We should be selling Ted Cruz, not the National Parks. He’s far more expensive and accomplishes a great deal less, or as British Prime Minister Lloyd George said of Britain’s ruling class, who like America’s plutocrats also wanted things they didn’t want to pay for, “A fully-equipped duke costs as much to keep up as two Dreadnaughts – and they are just as great a terror.”
Shanker pointed to the problem: It’s not how much the park system costs but how much the park system could make if it were privatized and put into the hands of the same sort of people who are enriching themselves by privatizing our education system.
For Congress, though, it’s not enough just to defund our parks so they slowly fall into total, unusable ruin. In this country, it’s also important that we “Drill, baby, drill,” not to mention, “Log, baby, log” and “Mine, baby, mine.” All of these efforts create serious threats to our parks.
You can be sure that the redistributive wealth messiah, Ted Cruz, will see to these economic disparities when he seizes power and turns the United States into a huge banana republic. After all, the rich are getting screwed; we are depriving them of all sorts of potential revenue by insisting like a bunch of commies that the national park system belongs to all of us.
How dare we?
“We the People” doesn’t mean much to the tea party, though they like to use the phrase a lot. just like they like to invoke Jesus without having a clue what Jesus actually said. Not only does the government belong to the people (we established it, after all) but so do the federal lands held in trust by the government and managed by it on our behalf. They do not belong to any tea party anarchist to sell and to profit by.
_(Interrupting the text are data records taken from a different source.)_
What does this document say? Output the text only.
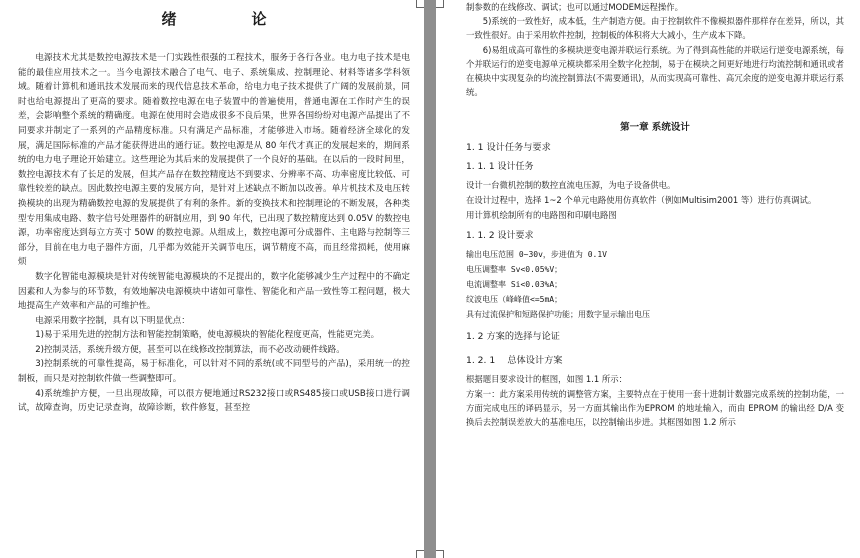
绪　论

电源技术尤其是数控电源技术是一门实践性很强的工程技术，服务于各行各业。电力电子技术是电能的最佳应用技术之一。当今电源技术融合了电气、电子、系统集成、控制理论、材料等诸多学科领域。随着计算机和通讯技术发展而来的现代信息技术革命，给电力电子技术提供了广阔的发展前景，同时也给电源提出了更高的要求。随着数控电源在电子装置中的普遍使用，普通电源在工作时产生的误差，会影响整个系统的精确度。电源在使用时会造成很多不良后果，世界各国纷纷对电源产品提出了不同要求并制定了一系列的产品精度标准。只有满足产品标准，才能够进入市场。随着经济全球化的发展，满足国际标准的产品才能获得进出的通行证。数控电源是从 80 年代才真正的发展起来的，期间系统的电力电子理论开始建立。这些理论为其后来的发展提供了一个良好的基础。在以后的一段时间里，数控电源技术有了长足的发展，但其产品存在数控精度达不到要求、分辨率不高、功率密度比较低、可靠性较差的缺点。因此数控电源主要的发展方向，是针对上述缺点不断加以改善。单片机技术及电压转换模块的出现为精确数控电源的发展提供了有利的条件。新的变换技术和控制理论的不断发展，各种类型专用集成电路、数字信号处理器件的研制应用，到 90 年代，已出现了数控精度达到 0.05V 的数控电源，功率密度达到每立方英寸 50W 的数控电源。从组成上，数控电源可分成器件、主电路与控制等三部分，目前在电力电子器件方面，几乎都为效能开关调节电压，调节精度不高，而且经常损耗，使用麻烦

数字化智能电源模块是针对传统智能电源模块的不足提出的，数字化能够减少生产过程中的不确定因素和人为参与的环节数，有效地解决电源模块中诸如可靠性、智能化和产品一致性等工程问题，极大地提高生产效率和产品的可维护性。

电源采用数字控制，具有以下明显优点：

1)易于采用先进的控制方法和智能控制策略，使电源模块的智能化程度更高，性能更完美。

2)控制灵活，系统升级方便，甚至可以在线修改控制算法，而不必改动硬件线路。

3)控制系统的可靠性提高，易于标准化，可以针对不同的系统(或不同型号的产品)，采用统一的控制板，而只是对控制软件做一些调整即可。

4)系统维护方便，一旦出现故障，可以很方便地通过RS232接口或RS485接口或USB接口进行调试，故障查询，历史记录查询，故障诊断，软件修复，甚至控

制参数的在线修改、调试；也可以通过MODEM远程操作。

5)系统的一致性好，成本低，生产制造方便。由于控制软件不像模拟器件那样存在差异，所以，其一致性很好。由于采用软件控制，控制板的体积将大大减小，生产成本下降。

6)易组成高可靠性的多模块逆变电源并联运行系统。为了得到高性能的并联运行逆变电源系统，每个并联运行的逆变电源单元模块都采用全数字化控制，易于在模块之间更好地进行均流控制和通讯或者在模块中实现复杂的均流控制算法(不需要通讯)，从而实现高可靠性、高冗余度的逆变电源并联运行系统。

第一章 系统设计
1. 1 设计任务与要求
1. 1. 1 设计任务

设计一台微机控制的数控直流电压源，为电子设备供电。

在设计过程中，选择 1~2 个单元电路使用仿真软件（例如Multisim2001 等）进行仿真调试。

用计算机绘制所有的电路图和印刷电路图

1. 1. 2 设计要求

输出电压范围 0~30v，步进值为 0.1V

电压调整率 Sv<0.05%V；

电流调整率 Si<0.03%A；

纹波电压（峰峰值<=5mA；

具有过流保护和短路保护功能；用数字显示输出电压

1. 2 方案的选择与论证
1. 2. 1　 总体设计方案

根据题目要求设计的框图，如图 1.1 所示：

方案一：此方案采用传统的调整管方案，主要特点在于使用一套十进制计数器完成系统的控制功能，一方面完成电压的译码显示，另一方面其输出作为EPROM 的地址输入，而由 EPROM 的输出经 D/A 变换后去控制误差放大的基准电压，以控制输出步进。其框图如图 1.2 所示
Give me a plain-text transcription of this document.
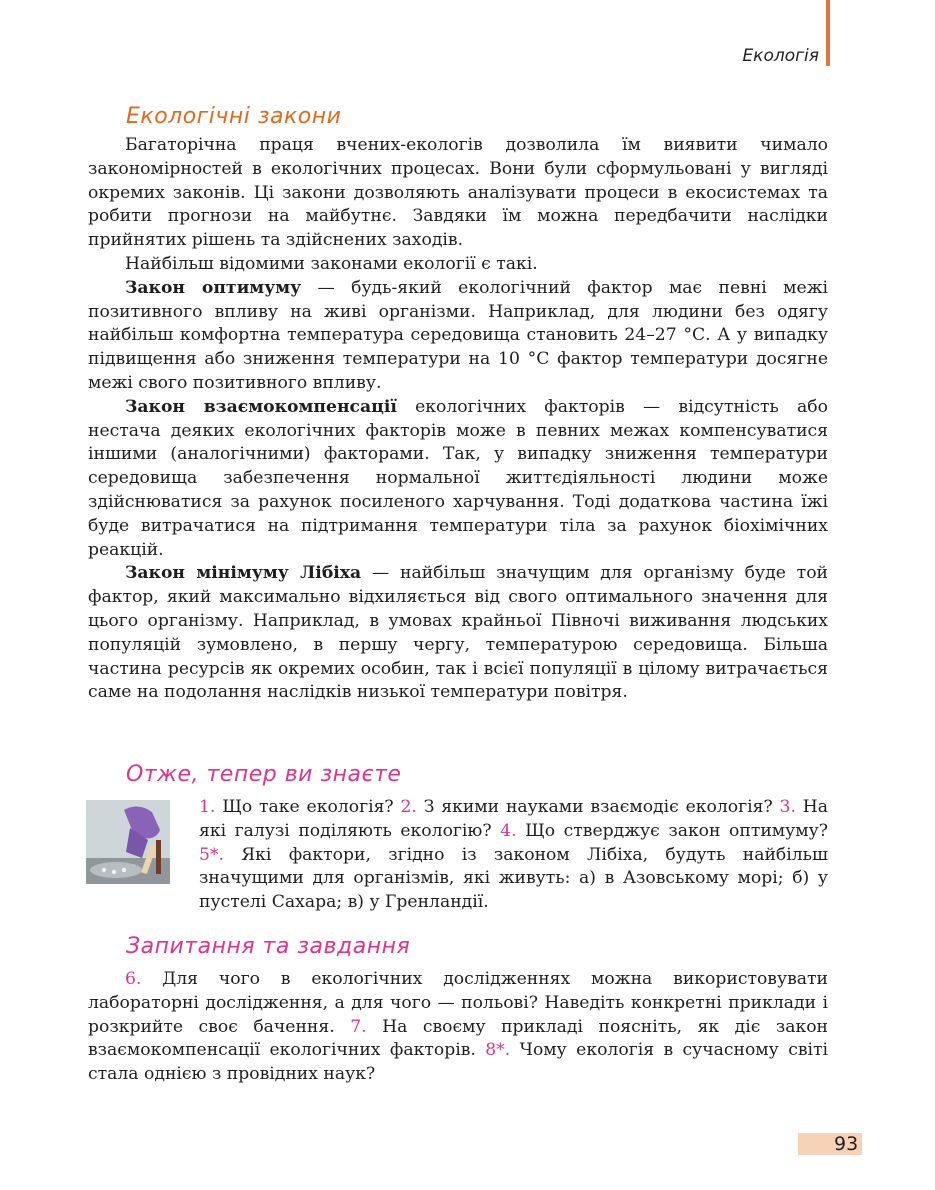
Екологія
Екологічні закони

Багаторічна праця вчених-екологів дозволила їм виявити чимало закономірностей в екологічних процесах. Вони були сформульовані у вигляді окремих законів. Ці закони дозволяють аналізувати процеси в екосистемах та робити прогнози на майбутнє. Завдяки їм можна передбачити наслідки прийнятих рішень та здійснених заходів.

Найбільш відомими законами екології є такі.

Закон оптимуму — будь-який екологічний фактор має певні межі позитивного впливу на живі організми. Наприклад, для людини без одягу найбільш комфортна температура середовища становить 24–27 °С. А у випадку підвищення або зниження температури на 10 °С фактор температури досягне межі свого позитивного впливу.

Закон взаємокомпенсації екологічних факторів — відсутність або нестача деяких екологічних факторів може в певних межах компенсуватися іншими (аналогічними) факторами. Так, у випадку зниження температури середовища забезпечення нормальної життєдіяльності людини може здійснюватися за рахунок посиленого харчування. Тоді додаткова частина їжі буде витрачатися на підтримання температури тіла за рахунок біохімічних реакцій.

Закон мінімуму Лібіха — найбільш значущим для організму буде той фактор, який максимально відхиляється від свого оптимального значення для цього організму. Наприклад, в умовах крайньої Півночі виживання людських популяцій зумовлено, в першу чергу, температурою середовища. Більша частина ресурсів як окремих особин, так і всієї популяції в цілому витрачається саме на подолання наслідків низької температури повітря.

Отже, тепер ви знаєте
1. Що таке екологія? 2. З якими науками взаємодіє екологія? 3. На які галузі поділяють екологію? 4. Що стверджує закон оптимуму? 5*. Які фактори, згідно із законом Лібіха, будуть найбільш значущими для організмів, які живуть: а) в Азовському морі; б) у пустелі Сахара; в) у Гренландії.
Запитання та завдання

6. Для чого в екологічних дослідженнях можна використовувати лабораторні дослідження, а для чого — польові? Наведіть конкретні приклади і розкрийте своє бачення. 7. На своєму прикладі поясніть, як діє закон взаємокомпенсації екологічних факторів. 8*. Чому екологія в сучасному світі стала однією з провідних наук?

93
The tea party wants to sell what doesn’t belong to them, stealing our heritage to enrich themselves and the corporations that own them. We can’t let that happen and we can’t let their excuses to unanswered.
If they are genuinely concerned about reducing the deficit, they will keep their greedy paws off our public lands and dig down dip to restore that $24 billion they stole from We the People during their shutdown. That would be a good start.